Zimbabweans Dismayed over Mnangagwa Key Cabinet Jobs for Military Figures
The Military in Zimbabwe played a big fundamental role in the emergence of new Zimbabwe—Zimbabwe without Robert Mugabe. But President Emmerson Mnangagwa is paying for it. May be as part of the deals for military intervention or just for the choice of it.
President Mnangagwa has named his cabinet, appointing senior military figures to high-profile positions.
Critics have said that it has dashed hopes of change in the country.
A social critic, Dough Coltart @DoughColtart, twetted: “Zimbabwe, you are right to feel betrayed. On 18 November, we ALL came out on the streets, united as a people around a common vision of a new Zimbabwe. This Cabinet does not represent a new Zimbabwe but the entrenchment of the old failed political elite. Aluta continua!”

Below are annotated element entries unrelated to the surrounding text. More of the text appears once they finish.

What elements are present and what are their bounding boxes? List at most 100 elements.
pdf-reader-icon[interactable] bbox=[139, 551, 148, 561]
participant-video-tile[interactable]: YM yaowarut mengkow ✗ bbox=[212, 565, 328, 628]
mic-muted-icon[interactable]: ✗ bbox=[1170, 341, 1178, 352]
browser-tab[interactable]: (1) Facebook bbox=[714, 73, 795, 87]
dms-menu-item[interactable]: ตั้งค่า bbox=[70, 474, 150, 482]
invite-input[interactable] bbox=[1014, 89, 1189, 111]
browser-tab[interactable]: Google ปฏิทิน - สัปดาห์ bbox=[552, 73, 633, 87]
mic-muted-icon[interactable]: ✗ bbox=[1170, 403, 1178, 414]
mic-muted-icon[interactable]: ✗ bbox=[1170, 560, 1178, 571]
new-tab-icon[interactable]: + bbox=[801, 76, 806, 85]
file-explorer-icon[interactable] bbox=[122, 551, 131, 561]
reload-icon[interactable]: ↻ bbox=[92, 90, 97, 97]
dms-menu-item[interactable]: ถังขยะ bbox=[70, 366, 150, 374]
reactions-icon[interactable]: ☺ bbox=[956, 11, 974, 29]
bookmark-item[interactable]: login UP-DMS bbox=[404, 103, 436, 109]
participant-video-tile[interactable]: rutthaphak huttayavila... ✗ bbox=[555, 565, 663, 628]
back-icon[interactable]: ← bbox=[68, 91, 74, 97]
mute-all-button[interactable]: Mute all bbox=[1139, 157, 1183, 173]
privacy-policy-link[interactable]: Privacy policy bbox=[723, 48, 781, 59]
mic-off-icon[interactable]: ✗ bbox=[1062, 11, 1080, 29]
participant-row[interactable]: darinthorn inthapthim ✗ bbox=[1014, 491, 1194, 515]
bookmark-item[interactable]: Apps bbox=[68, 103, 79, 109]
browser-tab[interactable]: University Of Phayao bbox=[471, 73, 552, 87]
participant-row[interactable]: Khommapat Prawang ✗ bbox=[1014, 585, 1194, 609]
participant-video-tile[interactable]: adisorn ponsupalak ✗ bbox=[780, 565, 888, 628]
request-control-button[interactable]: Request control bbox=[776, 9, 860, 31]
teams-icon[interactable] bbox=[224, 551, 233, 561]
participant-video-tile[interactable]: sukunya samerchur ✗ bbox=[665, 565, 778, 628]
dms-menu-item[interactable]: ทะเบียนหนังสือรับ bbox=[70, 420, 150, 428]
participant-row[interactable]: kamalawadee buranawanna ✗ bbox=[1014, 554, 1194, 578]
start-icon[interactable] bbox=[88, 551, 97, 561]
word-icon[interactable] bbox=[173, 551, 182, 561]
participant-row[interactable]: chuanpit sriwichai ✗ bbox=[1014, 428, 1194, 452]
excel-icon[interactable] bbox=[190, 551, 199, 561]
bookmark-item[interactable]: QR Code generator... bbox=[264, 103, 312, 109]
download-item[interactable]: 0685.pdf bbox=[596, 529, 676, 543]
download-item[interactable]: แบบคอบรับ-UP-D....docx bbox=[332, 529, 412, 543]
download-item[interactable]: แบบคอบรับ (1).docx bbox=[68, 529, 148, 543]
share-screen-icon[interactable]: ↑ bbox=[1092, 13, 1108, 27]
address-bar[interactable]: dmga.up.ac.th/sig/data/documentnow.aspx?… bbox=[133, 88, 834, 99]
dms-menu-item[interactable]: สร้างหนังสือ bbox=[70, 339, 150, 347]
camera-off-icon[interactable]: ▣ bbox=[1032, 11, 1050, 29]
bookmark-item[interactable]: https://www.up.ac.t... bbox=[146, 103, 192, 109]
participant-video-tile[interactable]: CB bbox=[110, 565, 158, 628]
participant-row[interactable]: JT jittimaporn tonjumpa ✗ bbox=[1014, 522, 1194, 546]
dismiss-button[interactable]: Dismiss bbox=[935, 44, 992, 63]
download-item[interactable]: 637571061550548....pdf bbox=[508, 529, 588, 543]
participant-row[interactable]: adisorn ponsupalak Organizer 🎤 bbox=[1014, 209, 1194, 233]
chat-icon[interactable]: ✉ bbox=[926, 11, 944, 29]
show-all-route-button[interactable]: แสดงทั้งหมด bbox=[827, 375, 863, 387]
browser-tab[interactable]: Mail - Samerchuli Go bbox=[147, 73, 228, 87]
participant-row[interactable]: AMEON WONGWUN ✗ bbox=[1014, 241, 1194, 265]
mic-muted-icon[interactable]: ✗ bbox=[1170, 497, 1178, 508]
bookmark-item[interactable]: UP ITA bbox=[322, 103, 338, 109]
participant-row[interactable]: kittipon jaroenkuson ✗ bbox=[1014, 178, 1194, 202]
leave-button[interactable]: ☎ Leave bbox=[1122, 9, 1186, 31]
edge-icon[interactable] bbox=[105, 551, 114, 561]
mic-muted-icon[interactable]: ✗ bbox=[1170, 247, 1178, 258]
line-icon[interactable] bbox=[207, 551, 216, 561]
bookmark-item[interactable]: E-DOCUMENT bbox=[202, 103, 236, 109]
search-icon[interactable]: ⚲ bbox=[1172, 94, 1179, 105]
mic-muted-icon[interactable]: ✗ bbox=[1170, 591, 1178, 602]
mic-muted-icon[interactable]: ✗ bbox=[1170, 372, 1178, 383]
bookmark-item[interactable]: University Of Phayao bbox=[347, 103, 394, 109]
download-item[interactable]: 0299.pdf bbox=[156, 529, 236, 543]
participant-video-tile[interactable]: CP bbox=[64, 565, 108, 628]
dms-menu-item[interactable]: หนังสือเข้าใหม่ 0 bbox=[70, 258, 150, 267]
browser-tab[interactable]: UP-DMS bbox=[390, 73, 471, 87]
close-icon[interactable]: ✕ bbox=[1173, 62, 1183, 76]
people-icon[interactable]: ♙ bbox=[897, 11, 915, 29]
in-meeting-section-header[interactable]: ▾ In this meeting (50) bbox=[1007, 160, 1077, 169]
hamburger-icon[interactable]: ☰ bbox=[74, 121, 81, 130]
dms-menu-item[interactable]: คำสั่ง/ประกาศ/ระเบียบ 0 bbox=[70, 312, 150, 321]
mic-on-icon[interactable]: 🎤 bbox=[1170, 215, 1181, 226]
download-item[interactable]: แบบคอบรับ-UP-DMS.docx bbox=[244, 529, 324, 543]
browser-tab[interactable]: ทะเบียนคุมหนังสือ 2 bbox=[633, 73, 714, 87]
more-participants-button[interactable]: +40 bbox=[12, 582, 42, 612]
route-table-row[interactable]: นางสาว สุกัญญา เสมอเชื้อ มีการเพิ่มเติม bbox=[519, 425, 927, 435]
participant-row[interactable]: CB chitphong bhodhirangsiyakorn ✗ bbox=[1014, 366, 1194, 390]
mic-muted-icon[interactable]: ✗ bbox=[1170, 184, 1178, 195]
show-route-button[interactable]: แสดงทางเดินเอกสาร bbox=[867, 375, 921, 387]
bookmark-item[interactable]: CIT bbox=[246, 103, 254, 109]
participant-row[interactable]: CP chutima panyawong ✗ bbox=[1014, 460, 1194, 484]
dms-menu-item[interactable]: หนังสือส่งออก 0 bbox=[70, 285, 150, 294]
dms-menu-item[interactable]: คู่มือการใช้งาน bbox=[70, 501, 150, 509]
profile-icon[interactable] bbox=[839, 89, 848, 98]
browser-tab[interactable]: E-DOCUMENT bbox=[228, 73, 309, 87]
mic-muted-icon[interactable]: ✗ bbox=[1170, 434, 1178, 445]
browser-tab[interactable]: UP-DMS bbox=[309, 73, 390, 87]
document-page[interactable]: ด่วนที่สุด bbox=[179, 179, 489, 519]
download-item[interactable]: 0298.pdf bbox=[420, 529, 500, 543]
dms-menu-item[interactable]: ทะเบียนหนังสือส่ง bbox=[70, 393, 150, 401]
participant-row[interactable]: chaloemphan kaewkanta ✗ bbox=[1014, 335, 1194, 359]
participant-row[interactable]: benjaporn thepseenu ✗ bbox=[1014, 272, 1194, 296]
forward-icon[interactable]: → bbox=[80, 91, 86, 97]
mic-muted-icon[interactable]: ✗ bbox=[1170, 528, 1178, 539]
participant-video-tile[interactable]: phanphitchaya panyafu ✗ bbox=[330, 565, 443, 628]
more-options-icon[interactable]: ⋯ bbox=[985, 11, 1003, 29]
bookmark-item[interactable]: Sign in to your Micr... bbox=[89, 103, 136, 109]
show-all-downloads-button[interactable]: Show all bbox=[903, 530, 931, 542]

Some others feel the military is unduly taking the lion’s share in the making of the cabinet.
Tendai Biti to suggest that Zimbabweans were “wrong” to have hoped for change.”Up until now, we had given the putsch the benefit of the doubt. We did so in the genuine, perhaps naive view that the country could actually move forward. We craved change, peace & stability in our country. How wrong we were,” he said.Wilf Mbanga, a Zimbabwean journalist who lives in exile in South Africa, told the BBC that the new minister of agriculture Perence Shiri “was not known for his love of democracy”.A minister who served in Mr Mugabe’s government, Jonathan Moyo, said the changes meant that Zanu-PF, the party which has governed Zimbabwe since independence in 1980, was “dead” and the military was now in charge.Newspaper owner Trevor Ncube said the cabinet was “very disappointing”.
“Largely the same people that caused this crisis have been recycled. The honeymoon comes to an end and reality dawns. His concern seems to have been rewarding those who brought him to power and Zanu-PF unity,” he said.
BBC reported that “Sibusiso Moyo, the general who became the face of the recent military takeover, is the new foreign minister.
The head of Zimbabwe’s air force, Perence Shiri, was named the minister of agriculture and land affairs.He is notorious for having led the military operation against those seen as opponents of Mr Mugabe in Matabeleland in the early 1980s. The operation, led by the North-Korean trained Fifth Brigade of the army, resulted in the killing of an estimated 20,000 civilians.
As lands minister, he will presumably be in charge of Zimbabwe’s controversial land reform programme.This saw the seizure of thousands of farms owned by the white minority which had previously been in charge of the country.
Critics say this wrecked Zimbabwe’s once thriving economy and led millions of Zimbabweans to leave the country to find work.Aside from Maj Gen Moyo and Air Marshal Shiri, leaders of the powerful war veterans’ association, who pushed for Mr Mugabe to go after the military intervention, also got cabinet jobs.Chris Mutsvangwa, who heads the group, is now in charge at the information ministry.Critics say that Mr Mnangagwa has rewarded those whose actions led to him becoming president.